Positive risk-taking: Because every new character, new plot, new story is a risk.

  • To me, a good risk is a bridge to my success and a doorway to greater opportunity (the next contract).
  • I am willing to accept those risks which are necessary for the fulfillment of my goals.
  • Any risk I accept is a healthy new force in my life.  A challenge and worthwhile goal.  Another win in the making.
  • I have the courage to do what I need to do (write on the edge) to get where I want to go (to the best seller’s list).

Improving your career: Because if you stagnate in the publishing sea, you get eaten by sharks.

  • I enjoy seeking and finding new opportunities in my life (publishing).
  • I never allow the word “no” to stop me or even slow me down.
  • I look forward and never look back.
  • I am creating a bright, positive, successful future for myself.
  • I know where I’m going (I will be a bestseller), and I’m well on my way.

Learning to say no (a.k.a. protecting your writing time): Essential skill for every author.

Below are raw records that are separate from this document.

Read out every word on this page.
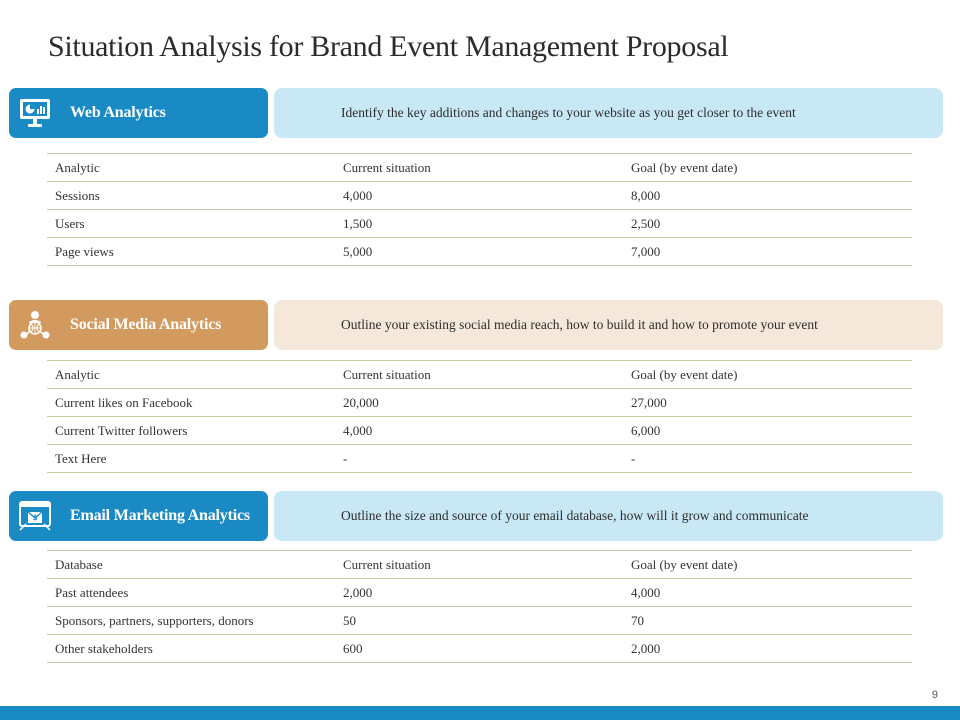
Situation Analysis for Brand Event Management Proposal
Web Analytics	Identify the key additions and changes to your website as you get closer to the event
Analytic	Current situation	Goal (by event date)
Sessions	4,000	8,000
Users	1,500	2,500
Page views	5,000	7,000
Social Media Analytics	Outline your existing social media reach, how to build it and how to promote your event
Analytic	Current situation	Goal (by event date)
Current likes on Facebook	20,000	27,000
Current Twitter followers	4,000	6,000
Text Here	-	-
$ Email Marketing Analytics	Outline the size and source of your email database, how will it grow and communicate
Database	Current situation	Goal (by event date)
Past attendees	2,000	4,000
Sponsors, partners, supporters, donors	50	70
Other stakeholders	600	2,000
9
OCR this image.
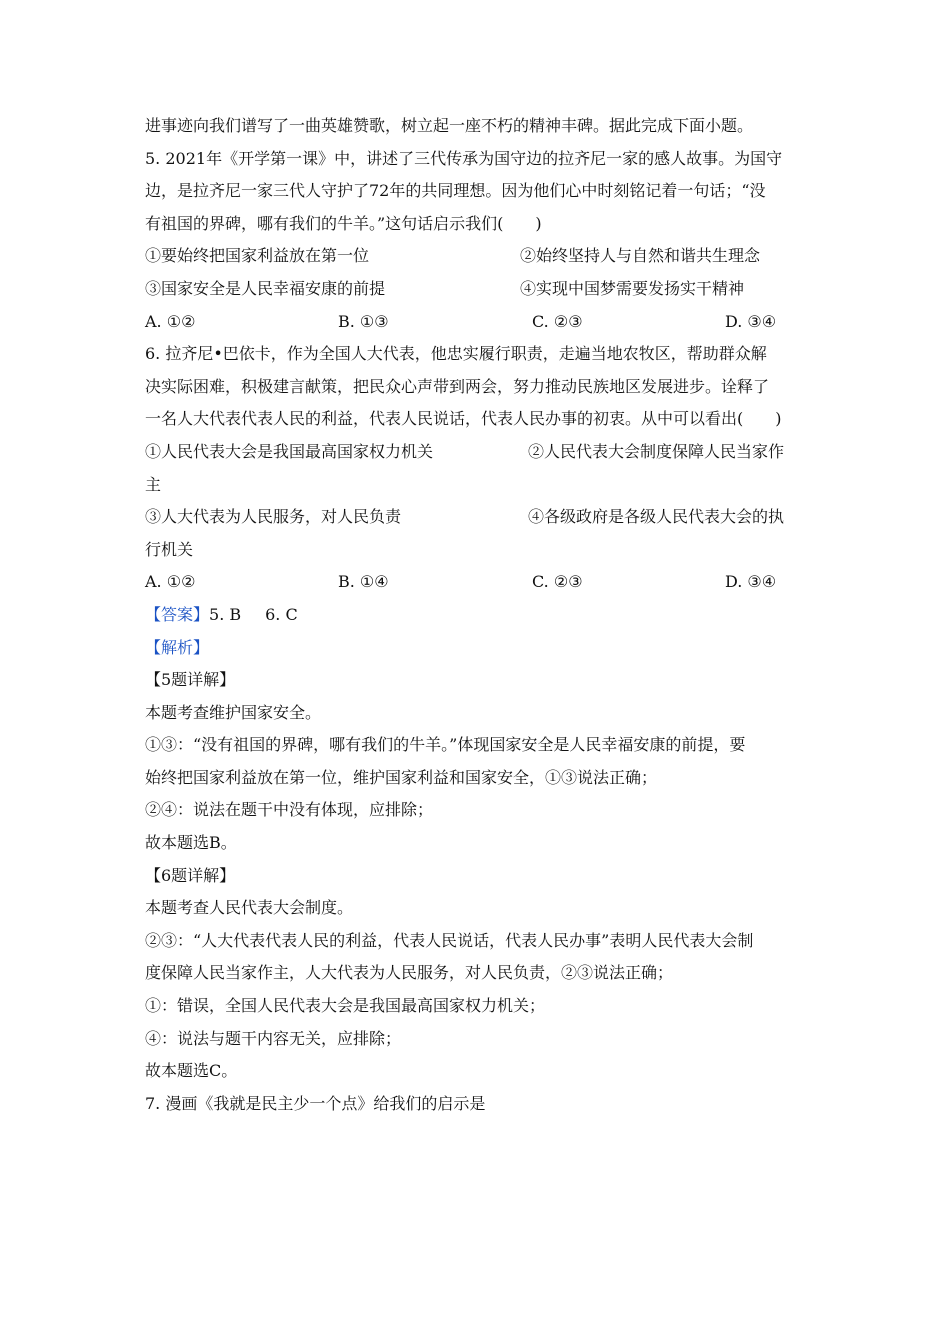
进事迹向我们谱写了一曲英雄赞歌，树立起一座不朽的精神丰碑。据此完成下面小题。
5. 2021年《开学第一课》中，讲述了三代传承为国守边的拉齐尼一家的感人故事。为国守
边，是拉齐尼一家三代人守护了72年的共同理想。因为他们心中时刻铭记着一句话；“没
有祖国的界碑，哪有我们的牛羊。”这句话启示我们(　　)
①要始终把国家利益放在第一位	②始终坚持人与自然和谐共生理念
③国家安全是人民幸福安康的前提	④实现中国梦需要发扬实干精神
A. ①②	B. ①③	C. ②③	D. ③④
6. 拉齐尼•巴依卡，作为全国人大代表，他忠实履行职责，走遍当地农牧区，帮助群众解
决实际困难，积极建言献策，把民众心声带到两会，努力推动民族地区发展进步。诠释了
一名人大代表代表人民的利益，代表人民说话，代表人民办事的初衷。从中可以看出(　　)
①人民代表大会是我国最高国家权力机关	②人民代表大会制度保障人民当家作
主
③人大代表为人民服务，对人民负责	④各级政府是各级人民代表大会的执
行机关
A. ①②	B. ①④	C. ②③	D. ③④
【答案】5. B 6. C
【解析】
【5题详解】
本题考查维护国家安全。
①③：“没有祖国的界碑，哪有我们的牛羊。”体现国家安全是人民幸福安康的前提，要
始终把国家利益放在第一位，维护国家利益和国家安全，①③说法正确；
②④：说法在题干中没有体现，应排除；
故本题选B。
【6题详解】
本题考查人民代表大会制度。
②③：“人大代表代表人民的利益，代表人民说话，代表人民办事”表明人民代表大会制
度保障人民当家作主，人大代表为人民服务，对人民负责，②③说法正确；
①：错误，全国人民代表大会是我国最高国家权力机关；
④：说法与题干内容无关，应排除；
故本题选C。
7. 漫画《我就是民主少一个点》给我们的启示是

  • I carefully guard the time I set aside for things which are important to me (writing).
  • My time and energies are gifts which I protect and give by my choice, not the dictates of others.
  • Saying no is easy for me.  I am confident, self-assured and in control of my life.

I could go on and on, but I’m sure you get the idea.

I would love to hear some of your own positive self-talk. 

Positive Self-Talk? Seriously?

>Yes. Seriously.

We all talk to ourselves.  (Writers probably more than most…maybe because we have little people running around in our heads.)  Whether we talk out loud or simply think concretely or even just let background chatter drift through our minds, we are all talking to ourselves all day long.

That talk can be good or bad.  It can support our goals and drive us to achieve or it can gut our drive to even try.  We often aren’t aware of what we’re actually saying to ourselves.  By neglecting to notice our negative self-talk we may be permitting a continual flow of worry and self-criticism.  But by recognizing the power of positive self-talk, we have the potential to bring about positive change in our lives.

I’ve struggled with the whole glass half full-glass half empty concept for decades.  I’d venture to say a lot of us have or still do.  The truth is, our outlook — pessimistic vs. optimistic (I also believe there is a state in between I call realistic) developed long before we had a choice. 

From the day we’re born, every word, every thought, every action became imprints placed on our subconscious by others.  Later on, in childhood, adolescence and young adulthood our own words, thoughts and images of how we view ourselves create a lasting impression in our subconscious–those concepts largely a product of how we were raised.

If your young years were filled with positivity, support, unconditional love and accolades at every turn — you’ve got a head start.  If you experienced more punishment than praise, more cynicism than support or more criticism than kudos — you have a little harder road to walk. 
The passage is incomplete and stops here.